Я сделал вид, что раскаиваюсь в собственной деревенщине и Володька попал в самую мою болевую точку, мне очень хотелось услышать продолжение истории, а у него бывает иной раз так, что чуть его обидишь, он и заканчивает.
- Ну так и что там случилось-то у этого Кирша, какие проблемы, саженцы что ли ваши не принялись? – попытался я продолжить.
- Да нет, всё в порядке, даже очень в порядке, вообще, как по писаному, только поливай. Даже удивительно. Ошибки в генной инженерии вещь обыкновенная. Природа, обычно, отторгает то, что не прошло миллионы лет естественного отбора, а эти наши шедевры для Константина мы создавали за несколько недель. Приезжаю, а там всё растёт и колосится.

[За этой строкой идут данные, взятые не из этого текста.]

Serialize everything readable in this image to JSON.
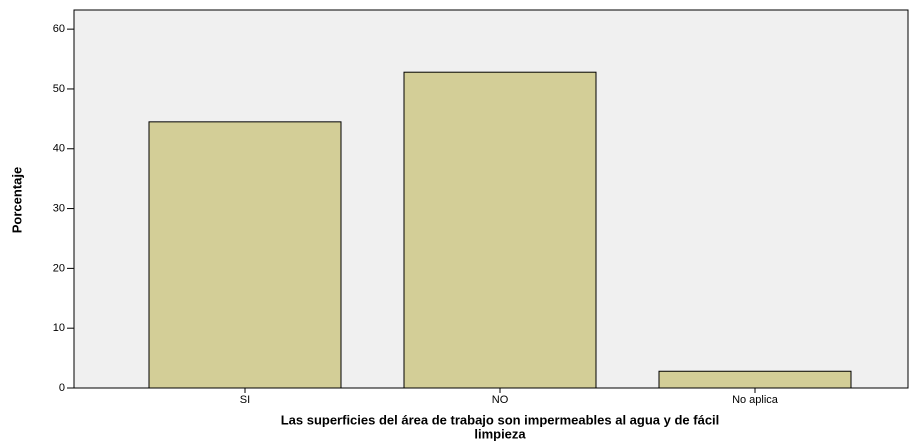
{
  "chart_data": {
    "type": "bar",
    "y_label": "Porcentaje",
    "x_label": [
      "Las superficies del área de trabajo son impermeables al agua y de fácil",
      "limpieza"
    ],
    "categories": [
      "SI",
      "NO",
      "No aplica"
    ],
    "values": [
      44.5,
      52.8,
      2.8
    ],
    "color": "#d3ce97",
    "ylim": [
      0,
      63.2
    ],
    "yticks": [
      0,
      10,
      20,
      30,
      40,
      50,
      60
    ],
    "grid": false
  }
}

Я даже сразу и не понял, зачем он меня позвал, образцы можно было и по почте отправить.
Константин человек приятный, разговаривать с ним одно удовольствие; вежливый, педантичный, скурпулёзно подходит ко всему.
Гутен Таг, майн фройнд! – Константин заметил меня издалека, я даже не успел выйти на поляну с его зелёными новостройками. Он даже выбежал мне навстречу, на ходу протягивая обе руки. – Эти ваши новые саженцы, мы получить их четыре месяца назад и уже смотреть, какие высокие из них стены. – пока этот светловолосый добряк тряс мою руку, я наблюдал на одно из растущих строений поверх его головы.
- Действительно феноменально, семь метров за четыре месяца, такое ещё не удавалось никому.
- Костик,- обратился я к Киршу, зная как он любит русский вариант его имени, - а вот эта лещина с фиолетовыми листами, это же…, как я понимаю…
- О, я, конешно, майн фройнд, это маркированное вами дерево для перекрытий, прекрасно вживляется в ствол стены и растёт вдоль земли. Прошно так, что я думаю, он фыдержит даже танк. Никто, кроме ваш институт не смог добиться стольких качеств сразу. Русские если захотят могут сделать ошень карашо! Но пойдём в дом, покажу тебе всю красоту.
И этот совершенно положительный, как все немцы, человек, провёл в один из своих «растущих» домов.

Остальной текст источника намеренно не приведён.